Chaque jour où Alex allait voir sa sœur, il réalisait son impuissance face à sa souffrance. Il regrettait que sa grand-mère ne lui ait pas dit comment entrer en contact avec d’autres sorcières, car il pensait que s’il avait eu un coven, il aurait eu le pouvoir d’aider Joan. Réalisant que son seul espoir résidait dans le rejet de tout ce qu’il avait acquis grâce à la sorcellerie noire, il a commencé à se débarrasser de ses biens. Ses amis ont été invités à se servir dans ses tapis chinois, ses verres en cristal, ses bijoux Victoriens, son argenterie Géorgienne. Il s’est même débarrassé de ses vêtements, tout ce que lui avait apporté les puissances démoniaques.
Finalement il est allé voir Ron et Maud. Il ne pouvait pas leur dire qu’il les avait utilisés comme agents du diable, mais il a dit que sa sœur était mourante et qu’il pensait que la seule façon pour lui de pouvoir se regarder dans un miroir était de couper tout lien avec la vie égoïste qu’il avait vécue. Il leur a demandé de le laisser partir et de ne pas essayer de communiquer avec lui ou de se renseigner sur lui. « C’est la seule façon dont je pourrais apprendre à vivre avec moi-même, a-t-il ajouté.
Maud lui a proposé de faire venir Joan à Riversdale et d’engager des infirmières pour s’occuper d’elle. Ron ne pouvait pas comprendre la nécessité pour Alex à revenir à la pauvreté, mais ils ont accepté tout ce qu’il demandait à la condition qu’il leur écrive de temps en temps. Il est parti à pied avec dans deux valises tout ce qui restait de sa richesse passée.
Eric fut soulagé lorsqu’Alex a emménagé avec eux et s’est occupé d’une partie des soins. Alex restait avec Joan la plupart des nuits et travaillait la journée, il n’était pas loin de l’épuisement. Alex dormait sur le canapé du salon où dormait aussi Joan, de sorte qu’il était à portée de main si elle avait besoin de quelque chose. C’était une patiente difficile, honteuse de son incontinence et de son incapacité à se taire quand la douleur était trop porte. Elle tourmentait son frère par tous les moyens qu’elle connaissait : elle lui demandait de chanter des hymnes, des cantiques chrétiens qui insultaient son dieu des sorcière, elle hurlait qu’elle allait mourir s’il s’éloignait pendant plus de quelques minutes et elle tentait d’imputer ses souffrances à la croyance d’Alex en la sorcellerie.
La nuit, malgré la tension et la fatigue, il se traînait sous sa couverture et luttait contre son désir de dormir, pour invoquer son dieu et demander pardon pour ce qu’il savait ne pas mériter. Fais ce que tu veux de moi, priait-il, mais épargne Joan.
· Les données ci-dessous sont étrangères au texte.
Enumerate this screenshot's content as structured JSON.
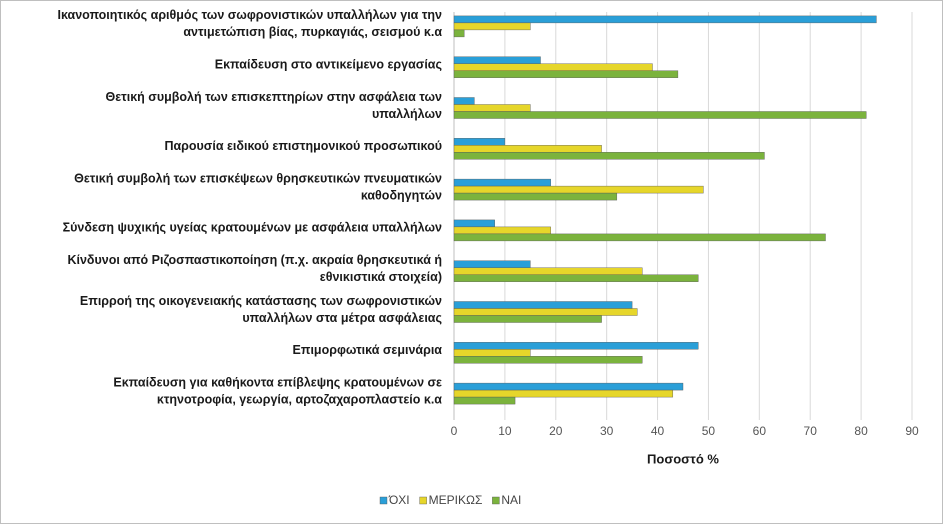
{
  "chart_data": {
    "type": "barh",
    "categories": [
      [
        "Ικανοποιητικός αριθμός των σωφρονιστικών υπαλλήλων για την",
        "αντιμετώπιση βίας, πυρκαγιάς, σεισμού κ.α"
      ],
      [
        "Εκπαίδευση στο αντικείμενο εργασίας"
      ],
      [
        "Θετική συμβολή των επισκεπτηρίων στην ασφάλεια των",
        "υπαλλήλων"
      ],
      [
        "Παρουσία ειδικού επιστημονικού προσωπικού"
      ],
      [
        "Θετική συμβολή των επισκέψεων θρησκευτικών πνευματικών",
        "καθοδηγητών"
      ],
      [
        "Σύνδεση ψυχικής υγείας κρατουμένων με ασφάλεια υπαλλήλων"
      ],
      [
        "Κίνδυνοι από Ριζοσπαστικοποίηση (π.χ. ακραία θρησκευτικά ή",
        "εθνικιστικά στοιχεία)"
      ],
      [
        "Επιρροή της οικογενειακής κατάστασης των σωφρονιστικών",
        "υπαλλήλων στα μέτρα ασφάλειας"
      ],
      [
        "Επιμορφωτικά σεμινάρια"
      ],
      [
        "Εκπαίδευση για καθήκοντα επίβλεψης κρατουμένων σε",
        "κτηνοτροφία, γεωργία, αρτοζαχαροπλαστείο κ.α"
      ]
    ],
    "series": [
      {
        "name": "ΌΧΙ",
        "color": "#2a9fd8",
        "values": [
          83,
          17,
          4,
          10,
          19,
          8,
          15,
          35,
          48,
          45
        ]
      },
      {
        "name": "ΜΕΡΙΚΩΣ",
        "color": "#e6d62a",
        "values": [
          15,
          39,
          15,
          29,
          49,
          19,
          37,
          36,
          15,
          43
        ]
      },
      {
        "name": "ΝΑΙ",
        "color": "#7bb33d",
        "values": [
          2,
          44,
          81,
          61,
          32,
          73,
          48,
          29,
          37,
          12
        ]
      }
    ],
    "xlabel": "Ποσοστό %",
    "xlim": [
      0,
      90
    ],
    "xticks": [
      0,
      10,
      20,
      30,
      40,
      50,
      60,
      70,
      80,
      90
    ],
    "grid": true
  }
}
Comme son mal s’est aggravé dans les jours qui ont suivi, Joan criait à son frère de l’aider. « Tu dis toujours que tu as des pouvoirs .... Pourquoi ne les utilises-tu pas pour atténuer ma douleur ? »
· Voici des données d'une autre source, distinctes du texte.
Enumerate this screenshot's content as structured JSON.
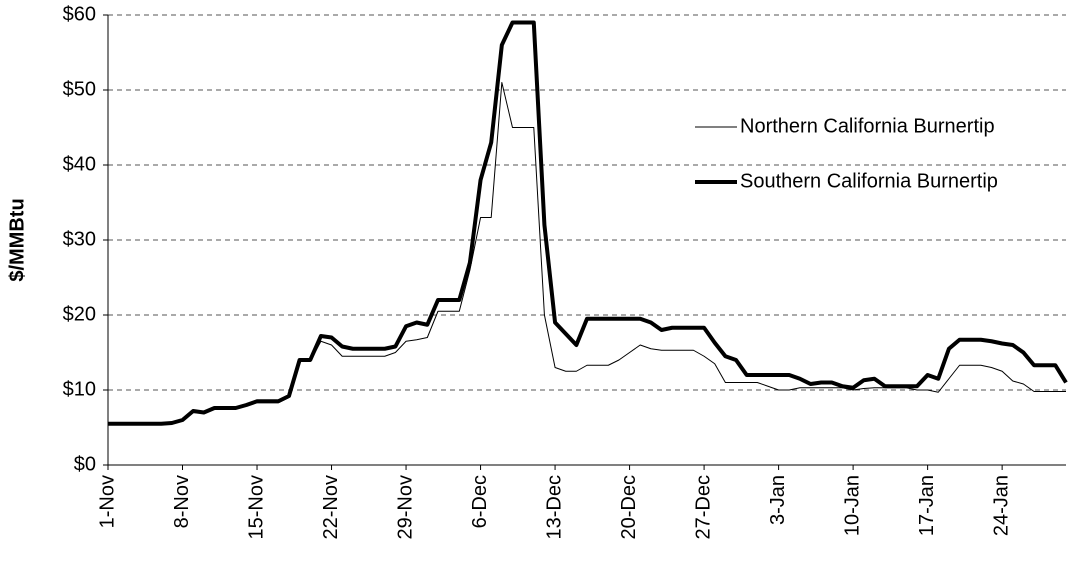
{
  "chart_data": {
    "type": "line",
    "y_label": "$/MMBtu",
    "categories": [
      "1-Nov",
      null,
      null,
      null,
      null,
      null,
      null,
      "8-Nov",
      null,
      null,
      null,
      null,
      null,
      null,
      "15-Nov",
      null,
      null,
      null,
      null,
      null,
      null,
      "22-Nov",
      null,
      null,
      null,
      null,
      null,
      null,
      "29-Nov",
      null,
      null,
      null,
      null,
      null,
      null,
      "6-Dec",
      null,
      null,
      null,
      null,
      null,
      null,
      "13-Dec",
      null,
      null,
      null,
      null,
      null,
      null,
      "20-Dec",
      null,
      null,
      null,
      null,
      null,
      null,
      "27-Dec",
      null,
      null,
      null,
      null,
      null,
      null,
      "3-Jan",
      null,
      null,
      null,
      null,
      null,
      null,
      "10-Jan",
      null,
      null,
      null,
      null,
      null,
      null,
      "17-Jan",
      null,
      null,
      null,
      null,
      null,
      null,
      "24-Jan",
      null,
      null,
      null,
      null,
      null,
      null
    ],
    "series": [
      {
        "name": "Northern California Burnertip",
        "color": "#000000",
        "line_width": 1,
        "values": [
          5.5,
          5.5,
          5.5,
          5.5,
          5.5,
          5.5,
          5.6,
          6,
          7,
          6.9,
          7.5,
          7.5,
          7.5,
          7.9,
          8.3,
          8.3,
          8.3,
          9,
          13.8,
          13.8,
          16.5,
          16,
          14.5,
          14.5,
          14.5,
          14.5,
          14.5,
          15,
          16.5,
          16.7,
          17,
          20.5,
          20.5,
          20.5,
          26,
          33,
          33,
          51,
          45,
          45,
          45,
          20,
          13,
          12.5,
          12.5,
          13.3,
          13.3,
          13.3,
          14,
          15,
          16,
          15.5,
          15.3,
          15.3,
          15.3,
          15.3,
          14.5,
          13.5,
          11,
          11,
          11,
          11,
          10.5,
          10,
          10,
          10.3,
          10.3,
          10.3,
          10.3,
          10.3,
          10,
          10.2,
          10.3,
          10.3,
          10.3,
          10.3,
          10,
          10,
          9.7,
          11.5,
          13.3,
          13.3,
          13.3,
          13,
          12.5,
          11.2,
          10.8,
          9.8,
          9.8,
          9.8,
          9.8
        ]
      },
      {
        "name": "Southern California Burnertip",
        "color": "#000000",
        "line_width": 4,
        "values": [
          5.5,
          5.5,
          5.5,
          5.5,
          5.5,
          5.5,
          5.6,
          6,
          7.2,
          7,
          7.6,
          7.6,
          7.6,
          8,
          8.5,
          8.5,
          8.5,
          9.2,
          14,
          14,
          17.2,
          17,
          15.8,
          15.5,
          15.5,
          15.5,
          15.5,
          15.8,
          18.5,
          19,
          18.7,
          22,
          22,
          22,
          27,
          38,
          43,
          56,
          59,
          59,
          59,
          32,
          19,
          17.5,
          16,
          19.5,
          19.5,
          19.5,
          19.5,
          19.5,
          19.5,
          19,
          18,
          18.3,
          18.3,
          18.3,
          18.3,
          16.3,
          14.5,
          14,
          12,
          12,
          12,
          12,
          12,
          11.5,
          10.8,
          11,
          11,
          10.5,
          10.3,
          11.3,
          11.5,
          10.5,
          10.5,
          10.5,
          10.5,
          12,
          11.5,
          15.5,
          16.7,
          16.7,
          16.7,
          16.5,
          16.2,
          16,
          15,
          13.3,
          13.3,
          13.3,
          11
        ]
      }
    ],
    "ylim": [
      0,
      60
    ],
    "yticks": [
      {
        "value": 0,
        "label": "$0"
      },
      {
        "value": 10,
        "label": "$10"
      },
      {
        "value": 20,
        "label": "$20"
      },
      {
        "value": 30,
        "label": "$30"
      },
      {
        "value": 40,
        "label": "$40"
      },
      {
        "value": 50,
        "label": "$50"
      },
      {
        "value": 60,
        "label": "$60"
      }
    ],
    "grid": true,
    "legend": "right"
  }
}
Il a posé sa main sur son front, objectant que ça ne marcherait pas car elle ne croyait pas en la sorcellerie, mais sa main l’a calmée et un jour elle lui a serré la main et l’a posé contre sa joue, le premier signe de l’affection qu’elle lui avait manifesté depuis des semaines. « Tu devrais imposer ta main sur des malades », lui a-t-elle dit. « Ce ne sont plus tes mains lorsque tu fais cela et ils ne le font pas pour ton diable. Pour celui qui souffre tes mains sont comme les mains d’un ange ».
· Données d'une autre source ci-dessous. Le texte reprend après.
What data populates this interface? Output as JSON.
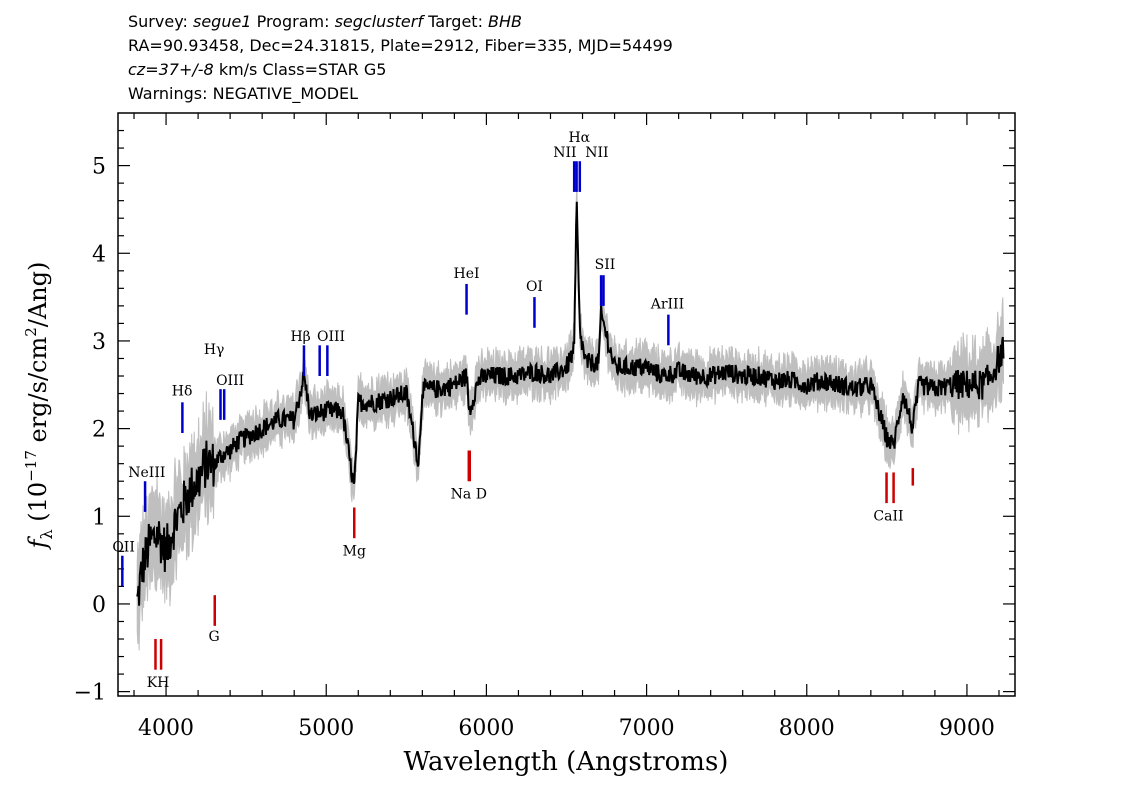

Quand le médecin a vu que la fin était proche, il l’a envoyée à l’hôpital. Alex allait la voir chaque jour. Le troisième soir l’infirmière de sa sœur lui a dit qu’elle allait mourir. « Ne vous inquiétez pas si elle ne vous reconnaît pas » lui a-t-elle dit. « Elle est au plus mal et ne réalise pas où elle est. »
Alex est allé jusqu’au lit où Eric tenait la main de son épouse, mais il n’y avait rien qu’il puisse dire ou faire et aveuglé par les larmes, il les a laissé seuls. Joan est décédée quelques heures plus tard. Elle avait trente-un ans.
Les sorcières croient que la mort n’est pas une échappatoire. Fuir un problème et un autre encore plus grand vous attend. Après l’enterrement, Eric a invité Alex à rester avec lui et pendant un certain temps il n’a fait que se laisser aller au fil des jours, las de vivre. Il pensait au suicide, il y avait des médicaments dans la maison, ce qui restait des prescriptions faites à Joan et il pourrait toujours se couper les veines avec ses couteaux rituels. Mais il n’en a pas eu le courage.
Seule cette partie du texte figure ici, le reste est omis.